Francesco Zanoncelli

Personal information
- Full name: Francesco Zanoncelli
- Date of birth: September 11, 1967 (age 58)
- Place of birth: Milan, Italy
- Height: 1.77 m (5 ft 9+1⁄2 in)
- Position: Centre back

Senior career*
- Years: Team / Apps / (Gls)
- 1986–1987: A.C Milan / 6 / (0)
- 1987–1988: Empoli / 23 / (0)
- 1988–1989: Monza / 31 / (0)
- 1989: Atalanta / 4 / (0)
- 1989–1990: Brescia / 18 / (0)
- 1990–1992: Padova / 70 / (1)
- 1992–1995: Ascoli / 101 / (10)
- 1995–1997: Lecce / 58 / (1)
- 1997–1999: Cagliari / 63 / (0)
- 1999–2000: Brescia / 34 / (2)
- 2000–2001: Genoa / 28 / (0)
- 2001–2002: Crotone / 23 / (0)
- 2002–2003: SPAL / 23 / (0)

International career
- 1986–1990: Italy U-21 / 23 / (2)

Managerial career
- 2006–2007: Giacomense
- 2007–2008: Pizzighettone
- 2008–2009: Salò
- 2009–2010: Carpenedolo
- 2017–2018: South West Queensland Thunder

= Francesco Zanoncelli =

Italian footballer and coach

Francesco Zanoncelli (born September 11, 1967 in Milan) is an Italian professional football coach and a former player.

==Playing career==
He played for two seasons in the Serie A for AC Milan, Atalanta, and one season in Serie B for Cagliari.

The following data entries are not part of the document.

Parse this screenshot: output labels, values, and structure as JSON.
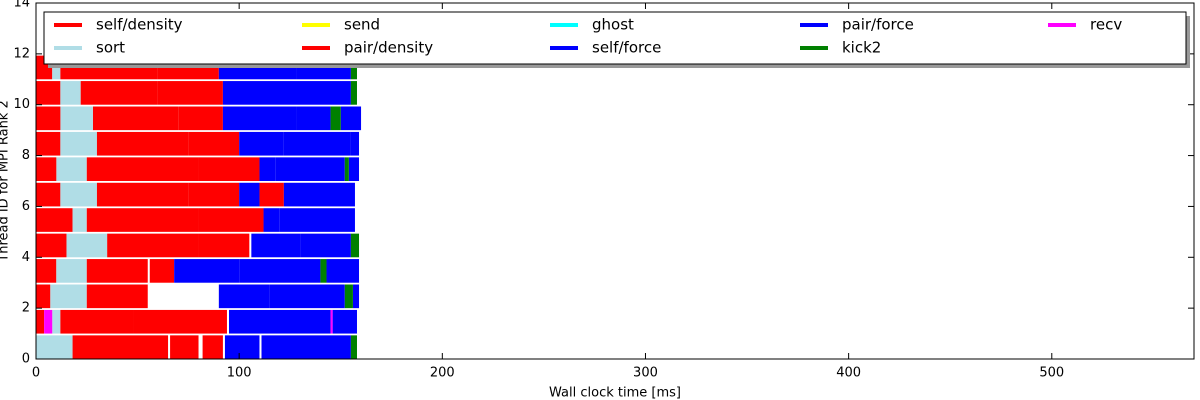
{
  "chart_data": {
    "type": "task-timeline",
    "xlabel": "Wall clock time [ms]",
    "ylabel": "Thread ID for MPI Rank 2",
    "xlim": [
      0,
      570
    ],
    "xticks": [
      0,
      100,
      200,
      300,
      400,
      500
    ],
    "ylim": [
      0,
      14
    ],
    "yticks": [
      0,
      2,
      4,
      6,
      8,
      10,
      12,
      14
    ],
    "legend_position": "top",
    "series": [
      {
        "name": "self/density",
        "color": "#ff0000",
        "threads": [
          0,
          1,
          3,
          3,
          4,
          5,
          5,
          6,
          6,
          7,
          8,
          8,
          9,
          10,
          10,
          11,
          11
        ],
        "starts": [
          66,
          48,
          0,
          56,
          35,
          0,
          80,
          0,
          75,
          80,
          0,
          75,
          28,
          0,
          60,
          0,
          60
        ],
        "ends": [
          80,
          94,
          10,
          68,
          80,
          18,
          112,
          12,
          100,
          110,
          12,
          100,
          70,
          12,
          92,
          8,
          90
        ]
      },
      {
        "name": "sort",
        "color": "#b0dde6",
        "threads": [
          0,
          1,
          2,
          3,
          4,
          5,
          6,
          7,
          8,
          9,
          10,
          11
        ],
        "starts": [
          0,
          8,
          7,
          10,
          15,
          18,
          12,
          10,
          12,
          12,
          12,
          8
        ],
        "ends": [
          18,
          12,
          25,
          25,
          35,
          25,
          30,
          25,
          30,
          28,
          22,
          12
        ]
      },
      {
        "name": "send",
        "color": "#ffff00",
        "threads": [],
        "starts": [],
        "ends": []
      },
      {
        "name": "pair/density",
        "color": "#ff0000",
        "threads": [
          0,
          0,
          1,
          1,
          2,
          2,
          3,
          4,
          4,
          5,
          6,
          6,
          7,
          7,
          8,
          9,
          9,
          10,
          11
        ],
        "starts": [
          18,
          82,
          0,
          12,
          0,
          25,
          25,
          0,
          80,
          25,
          30,
          110,
          0,
          25,
          30,
          0,
          70,
          22,
          12
        ],
        "ends": [
          65,
          92,
          4,
          48,
          7,
          55,
          55,
          15,
          105,
          80,
          75,
          122,
          10,
          80,
          75,
          12,
          92,
          60,
          60
        ]
      },
      {
        "name": "ghost",
        "color": "#00ffff",
        "threads": [],
        "starts": [],
        "ends": []
      },
      {
        "name": "self/force",
        "color": "#0000ff",
        "threads": [
          0,
          1,
          2,
          3,
          4,
          5,
          6,
          7,
          8,
          9,
          11
        ],
        "starts": [
          111,
          146,
          115,
          100,
          130,
          120,
          122,
          118,
          122,
          128,
          128
        ],
        "ends": [
          155,
          158,
          152,
          140,
          155,
          157,
          157,
          152,
          155,
          145,
          155
        ]
      },
      {
        "name": "pair/force",
        "color": "#0000ff",
        "threads": [
          0,
          1,
          2,
          2,
          3,
          3,
          4,
          5,
          6,
          7,
          7,
          8,
          8,
          9,
          9,
          10,
          11
        ],
        "starts": [
          93,
          95,
          90,
          156,
          68,
          143,
          106,
          112,
          100,
          110,
          154,
          100,
          155,
          92,
          150,
          92,
          90
        ],
        "ends": [
          110,
          145,
          115,
          159,
          100,
          159,
          130,
          120,
          110,
          118,
          159,
          122,
          159,
          128,
          160,
          155,
          128
        ]
      },
      {
        "name": "kick2",
        "color": "#008000",
        "threads": [
          0,
          2,
          3,
          4,
          7,
          9,
          10,
          11
        ],
        "starts": [
          155,
          152,
          140,
          155,
          152,
          145,
          155,
          155
        ],
        "ends": [
          158,
          156,
          143,
          159,
          154,
          150,
          158,
          158
        ]
      },
      {
        "name": "recv",
        "color": "#ff00ff",
        "threads": [
          1,
          1
        ],
        "starts": [
          4,
          145
        ],
        "ends": [
          8,
          146
        ]
      }
    ]
  }
}
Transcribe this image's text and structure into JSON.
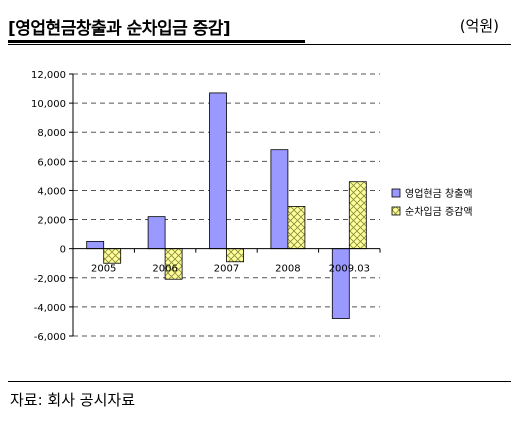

In total, he played 56 games and had 52 starts.

==Coaching career==
In 2006, Zanoncelli embarked on a career as a coach in the minor leagues of Italian football. He successively moved to Australia to become a coach at the Kelvin Grove State College as well as the Brisbane Roar FC in the A league Men, also coaching at Ambrose Treacy College.

In 2022, he moved back to Italy to work with SPAL as a technical collaborator. He then briefly worked with Fiorenzuola as their Under-19 youth coach from October to December 2023.